Puma Punku is a large temple complex or monument group that is part of the Tiwanaku Site near Tiwanaku, Bolivia.
The temple’s origin is a mystery, but based on carbon dating of organic material found on site, archeologists believe the complex may have been built by the Tiwanaku empire – one of the most important civilization prior to the Inca Empire – that flourished between 300 and 1000 AD.
The most intriguing thing about Puma punku is the stonework. Puma punku was a terraced earthen mound originally faced with megalithic blocks, each weighing several tens of tons.
Archaeologists argue that the transport of these stones was accomplished by the large labor force of ancient Tiwanaku. Several theories have been proposed as to how this labor force transported the stones although these theories remain speculative. Two of the more common proposals involve the use of llama skin ropes and the use of ramps and inclined planes.
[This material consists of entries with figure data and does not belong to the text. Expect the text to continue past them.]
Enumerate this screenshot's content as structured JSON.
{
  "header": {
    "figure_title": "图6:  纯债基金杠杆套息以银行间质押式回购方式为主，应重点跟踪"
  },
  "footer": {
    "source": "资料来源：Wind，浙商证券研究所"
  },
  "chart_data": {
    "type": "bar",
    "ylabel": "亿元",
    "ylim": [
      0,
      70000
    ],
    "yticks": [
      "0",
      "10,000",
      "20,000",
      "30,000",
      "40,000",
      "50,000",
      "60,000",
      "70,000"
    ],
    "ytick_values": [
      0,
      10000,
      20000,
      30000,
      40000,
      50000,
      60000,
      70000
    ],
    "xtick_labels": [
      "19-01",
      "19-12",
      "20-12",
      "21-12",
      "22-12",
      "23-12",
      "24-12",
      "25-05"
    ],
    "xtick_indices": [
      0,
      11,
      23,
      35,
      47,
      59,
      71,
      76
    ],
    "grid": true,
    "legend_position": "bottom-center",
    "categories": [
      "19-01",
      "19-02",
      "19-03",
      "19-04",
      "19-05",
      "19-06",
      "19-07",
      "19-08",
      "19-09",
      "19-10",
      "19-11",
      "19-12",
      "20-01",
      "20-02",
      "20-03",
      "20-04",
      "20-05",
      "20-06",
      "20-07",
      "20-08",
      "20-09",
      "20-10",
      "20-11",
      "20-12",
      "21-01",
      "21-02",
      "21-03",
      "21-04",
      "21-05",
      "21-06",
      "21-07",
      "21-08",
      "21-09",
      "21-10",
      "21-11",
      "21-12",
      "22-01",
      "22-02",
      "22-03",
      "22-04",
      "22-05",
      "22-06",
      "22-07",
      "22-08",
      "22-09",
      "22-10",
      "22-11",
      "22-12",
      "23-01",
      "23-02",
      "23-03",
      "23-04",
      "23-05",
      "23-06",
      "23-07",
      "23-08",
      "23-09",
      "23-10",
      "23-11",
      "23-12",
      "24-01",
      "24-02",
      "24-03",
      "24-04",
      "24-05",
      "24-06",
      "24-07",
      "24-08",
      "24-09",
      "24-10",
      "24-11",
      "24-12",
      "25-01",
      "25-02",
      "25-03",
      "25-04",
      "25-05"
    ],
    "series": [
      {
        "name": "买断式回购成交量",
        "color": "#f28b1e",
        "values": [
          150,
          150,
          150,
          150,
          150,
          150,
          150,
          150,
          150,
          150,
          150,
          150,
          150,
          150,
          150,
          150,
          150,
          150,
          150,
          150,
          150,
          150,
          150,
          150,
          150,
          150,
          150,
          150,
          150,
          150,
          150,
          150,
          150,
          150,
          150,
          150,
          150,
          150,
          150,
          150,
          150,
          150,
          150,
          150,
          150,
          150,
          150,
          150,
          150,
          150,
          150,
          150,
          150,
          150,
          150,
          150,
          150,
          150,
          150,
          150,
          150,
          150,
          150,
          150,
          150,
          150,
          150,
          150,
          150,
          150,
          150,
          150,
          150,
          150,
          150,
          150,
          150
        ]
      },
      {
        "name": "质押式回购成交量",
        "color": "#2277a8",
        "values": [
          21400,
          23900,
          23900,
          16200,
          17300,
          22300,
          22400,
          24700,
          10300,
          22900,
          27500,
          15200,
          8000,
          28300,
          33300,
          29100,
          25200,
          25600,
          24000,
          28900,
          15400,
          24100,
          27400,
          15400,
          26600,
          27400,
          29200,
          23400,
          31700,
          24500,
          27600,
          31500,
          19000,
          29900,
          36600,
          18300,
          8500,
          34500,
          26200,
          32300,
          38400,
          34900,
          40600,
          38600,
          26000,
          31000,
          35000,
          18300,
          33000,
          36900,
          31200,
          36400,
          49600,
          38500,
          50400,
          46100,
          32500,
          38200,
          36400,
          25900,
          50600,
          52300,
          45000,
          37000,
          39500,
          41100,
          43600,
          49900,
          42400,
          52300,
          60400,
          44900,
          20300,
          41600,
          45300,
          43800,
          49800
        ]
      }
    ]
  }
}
In assembling the walls of Pumapunku, each stone was finely cut to interlock with the surrounding stones and the blocks fit together like a puzzle, forming load-bearing joints without the use of mortar. One common engineering technique involves cutting the top of the lower stone at a certain angle, and placing another stone on top of it which was cut at the same angle. The precision with which these angles have been utilized to create flush joints is indicative of a highly sophisticated knowledge of stone-cutting and a thorough understanding of descriptive geometry. Many of the joints are so precise that not even a razor blade will fit between the stones. Much of the masonry is characterized by accurately cut rectilinear blocks of such uniformity that they could be interchanged for one another while maintaining a level surface and even joints. However, the blocks do not have the same dimensions, although they are close. The blocks were so precisely cut as to suggest the possibility of prefabrication and mass production, technologies far in advance of the Tiwanaku’s Inca successors hundreds of years later. Some of the stones are in an unfinished state, showing some of the techniques used to shape them. They were initially pounded by stone hammers—which can still be found in numbers on local andesite quarries—, creating depressions, and then slowly ground and polished with flat stones and sand.